На этом же заседании известный молчун матрос Крошка выступил с речью, неожиданной для председательствовавшего Столицына и других социал-демократов.
Упершись взглядом в кудрявую голову сидевшей сбоку социал-демократки Наташи, Крошка стал выжимать из себя слова:
— Вот у нас тут бабы… то есть, извиняюсь, женщины. А женщины что… они не воюют. На корабле нельзя, чтоб бабий дух. И вообще матросам с женщиной неспособно…
Крошка предложил удалить трех женщин — социал-демократок, которые принимали участие в работе Совета и находились в помещении дивизии. Ему возражали Константин Петров и другие. Революционерок товарищей Наташу, Нину и Ольгу матросы хорошо знали по выступлениям на митингах. Их советы бывали очень полезны. Кто-то пытался отделаться шуткой:
— Да ты, брат, вояка, Крошка. Не Крошка, а прямо-таки матрос Кошка. Чем женщины помешали тебе?
Но женщинам, да и всем другим было ясно, что большинство депутатов, хоть и несколько стыдливо, соглашается с Крошкой. Женщины поднялись и покинули расположение дивизии.
Стрельба началась сразу, интенсивная, прицельная. И тут обнаружилось, что дивизия совсем не готова к бою. Никто не знал, что ему делать и где быть. Началась суета. Одни бросились со двора в казармы, другие — через задний двор и забор к выходу с территории дивизии.
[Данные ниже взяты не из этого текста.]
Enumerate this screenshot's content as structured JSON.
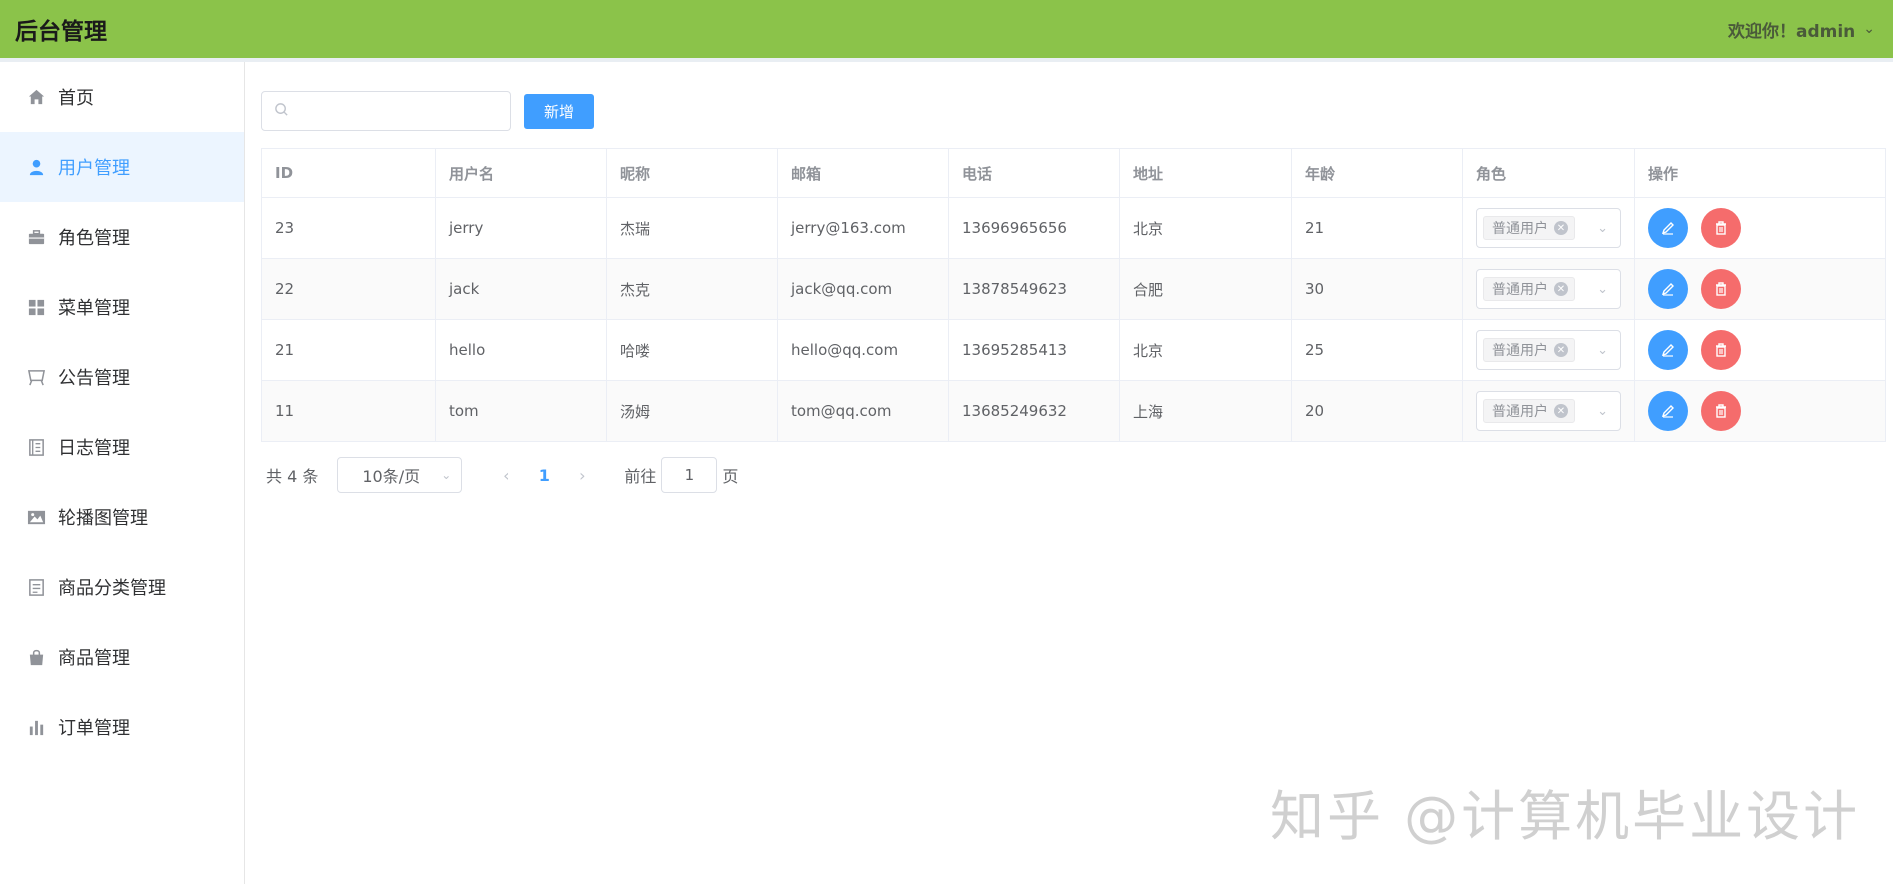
{
  "header": {
    "brand": "后台管理",
    "welcome": "欢迎你！admin"
  },
  "sidebar": {
    "items": [
      {
        "label": "首页",
        "icon": "home-icon"
      },
      {
        "label": "用户管理",
        "icon": "user-icon",
        "active": true
      },
      {
        "label": "角色管理",
        "icon": "briefcase-icon"
      },
      {
        "label": "菜单管理",
        "icon": "grid-icon"
      },
      {
        "label": "公告管理",
        "icon": "board-icon"
      },
      {
        "label": "日志管理",
        "icon": "notebook-icon"
      },
      {
        "label": "轮播图管理",
        "icon": "picture-icon"
      },
      {
        "label": "商品分类管理",
        "icon": "document-icon"
      },
      {
        "label": "商品管理",
        "icon": "shopping-bag-icon"
      },
      {
        "label": "订单管理",
        "icon": "bar-chart-icon"
      }
    ]
  },
  "toolbar": {
    "search_placeholder": "",
    "add_label": "新增"
  },
  "table": {
    "columns": [
      "ID",
      "用户名",
      "昵称",
      "邮箱",
      "电话",
      "地址",
      "年龄",
      "角色",
      "操作"
    ],
    "rows": [
      {
        "id": "23",
        "username": "jerry",
        "nickname": "杰瑞",
        "email": "jerry@163.com",
        "phone": "13696965656",
        "address": "北京",
        "age": "21",
        "role": "普通用户"
      },
      {
        "id": "22",
        "username": "jack",
        "nickname": "杰克",
        "email": "jack@qq.com",
        "phone": "13878549623",
        "address": "合肥",
        "age": "30",
        "role": "普通用户"
      },
      {
        "id": "21",
        "username": "hello",
        "nickname": "哈喽",
        "email": "hello@qq.com",
        "phone": "13695285413",
        "address": "北京",
        "age": "25",
        "role": "普通用户"
      },
      {
        "id": "11",
        "username": "tom",
        "nickname": "汤姆",
        "email": "tom@qq.com",
        "phone": "13685249632",
        "address": "上海",
        "age": "20",
        "role": "普通用户"
      }
    ]
  },
  "pagination": {
    "total_text": "共 4 条",
    "page_size": "10条/页",
    "current_page": "1",
    "goto_prefix": "前往",
    "goto_value": "1",
    "goto_suffix": "页"
  },
  "watermark": "知乎 @计算机毕业设计",
  "colors": {
    "header_bg": "#8bc34a",
    "primary": "#409eff",
    "danger": "#f56c6c",
    "active_bg": "#ecf5ff"
  }
}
Здесь снова появился на сцене Крошка.
Пятнадцатого ноября он был дежурным по дивизии. Надвинув на лоб бескозырку и гремя
Здесь он выстроил матросов и коротко объявил, что тот, кто не пойдет отбиваться от драконов, достоин расстрела.
Чем отбиваться?
Во дворе находились десятки ящиков с новыми револьверами, а патронов к ним не было. Днем из артиллерийского склада успели притащить ящики с винтовочными патронами, но не хватало винтовок.
Константин Петров вспомнил, что где-то должны быть два пулемета. Побежали, нашли, притащили. Долго искали по экипажам пулеметчиков. А когда нашли, оказалось, что к новеньким пулеметам почти нет лент.
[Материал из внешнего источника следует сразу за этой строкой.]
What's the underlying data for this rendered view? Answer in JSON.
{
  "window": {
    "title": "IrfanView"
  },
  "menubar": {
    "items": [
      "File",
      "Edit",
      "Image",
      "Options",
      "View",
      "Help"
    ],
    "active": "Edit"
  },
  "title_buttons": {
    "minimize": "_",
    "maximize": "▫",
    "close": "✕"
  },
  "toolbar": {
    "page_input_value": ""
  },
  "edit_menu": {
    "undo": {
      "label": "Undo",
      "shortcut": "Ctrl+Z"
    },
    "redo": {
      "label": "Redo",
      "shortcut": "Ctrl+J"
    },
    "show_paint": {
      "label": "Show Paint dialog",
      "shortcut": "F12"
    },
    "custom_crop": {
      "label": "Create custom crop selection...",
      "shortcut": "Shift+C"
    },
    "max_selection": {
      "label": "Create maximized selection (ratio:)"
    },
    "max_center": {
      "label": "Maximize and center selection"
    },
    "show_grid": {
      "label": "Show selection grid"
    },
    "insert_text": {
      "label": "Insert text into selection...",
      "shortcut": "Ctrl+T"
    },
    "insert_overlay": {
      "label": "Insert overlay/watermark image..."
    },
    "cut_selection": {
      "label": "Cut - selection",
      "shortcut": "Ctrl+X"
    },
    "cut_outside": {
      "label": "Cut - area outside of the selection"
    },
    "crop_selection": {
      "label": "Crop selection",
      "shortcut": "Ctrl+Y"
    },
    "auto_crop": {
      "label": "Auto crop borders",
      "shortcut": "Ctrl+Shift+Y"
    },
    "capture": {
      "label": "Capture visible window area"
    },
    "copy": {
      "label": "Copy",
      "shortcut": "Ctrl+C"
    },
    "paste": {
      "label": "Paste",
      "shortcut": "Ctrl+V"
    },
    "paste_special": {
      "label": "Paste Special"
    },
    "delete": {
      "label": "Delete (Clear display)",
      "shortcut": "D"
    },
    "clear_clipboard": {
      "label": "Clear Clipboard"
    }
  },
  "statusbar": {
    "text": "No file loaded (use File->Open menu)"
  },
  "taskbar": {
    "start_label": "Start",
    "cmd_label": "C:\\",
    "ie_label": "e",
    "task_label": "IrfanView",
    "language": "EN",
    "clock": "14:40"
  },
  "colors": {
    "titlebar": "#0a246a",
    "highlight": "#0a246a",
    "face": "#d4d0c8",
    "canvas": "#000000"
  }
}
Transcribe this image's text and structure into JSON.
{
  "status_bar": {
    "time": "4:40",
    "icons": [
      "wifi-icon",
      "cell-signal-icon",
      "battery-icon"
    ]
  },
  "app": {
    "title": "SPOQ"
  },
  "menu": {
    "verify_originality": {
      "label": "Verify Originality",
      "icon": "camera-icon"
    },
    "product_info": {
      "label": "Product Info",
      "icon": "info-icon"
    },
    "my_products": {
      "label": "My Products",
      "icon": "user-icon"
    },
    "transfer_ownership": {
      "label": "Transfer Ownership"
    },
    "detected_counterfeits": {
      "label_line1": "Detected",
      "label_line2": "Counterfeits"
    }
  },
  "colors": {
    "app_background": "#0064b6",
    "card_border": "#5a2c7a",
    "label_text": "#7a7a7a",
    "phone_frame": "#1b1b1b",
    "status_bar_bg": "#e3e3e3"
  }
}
Счастливые обладатели винтовок с патронами устраивались у окон второго этажа.
Считанные винтовки против пушек и пулеметов!
Вскоре снаряд ударил в стену казармы 31-го экипажа. Другой пробил брешь в казарме 28-го экипажа. Были повреждены водопроводные трубы. Вода стала заливать казарму. Ошеломленные матросы, торопливо подбирая раненых, выбежали во двор.
— Товарищи, чего стоите? За нами!
Кому принадлежал этот голос, прорвавшийся сквозь грохот, разрывов и свист пуль? Никто не знал, но люди побежали. Они ворвались в какой-то подвал. Здесь, спокойнее, хотя канонада доносится и сюда. На ящиках, бочках, скамьях сидят, полулежат и лежат матросы и саперы. Не все они ранены, но все вышли из боя — им нечем сражаться. Они недоумевают. Что происходит в эскадре? Почему не слышен мощный голос «Потемкина»? Что с «Очаковом»?
Некоторые матросы, не склонные унывать ни при каких обстоятельствах, покуривали и награждали, нелестными эпитетами драконов и поддавшихся им «мослов», то есть пехотинцев. Кто-то передразнивал уханье орудий, демонстрируя свое презрение к драконовым пушкам.
Между тем опасность нарастала. Депутаты-руководители Совета сидели в маленькой комнатушке и ожесточенно дымили папиросами. Столы и пол были усеяны грудами листовок, воззваний, изорванной бумагой. Депутаты были бледны. Они не сомневались, что утром, как только ворвутся каратели, им не избежать расстрела. Черная борода Канторова оттеняла желтизну лица, не успевшую исчезнуть после недавнего тюремного заключения.
Канторов предлагал на рассвете выйти и заявить карателям: вы победили, но правда за нами.
Железным спокойствием было сковано лицо Касасимова, огромного, широкоплечего матроса, который медленным движением подносил ко рту папиросу.
Между тем стрельба не утихала. Лучи прожекторов шарили по дворам дивизии, по этажам экипажных казарм, помогая наводчикам и стрелкам точнее целиться по оконным проемам и дверям. Ничтожный запас патронов у восставших подходил к концу, они уже почти не отвечали, а огонь карателей, артиллерийский, пулеметный и винтовочный, продолжался с таким ожесточением, что напоминал некоторым о малославных днях недавней японской войны.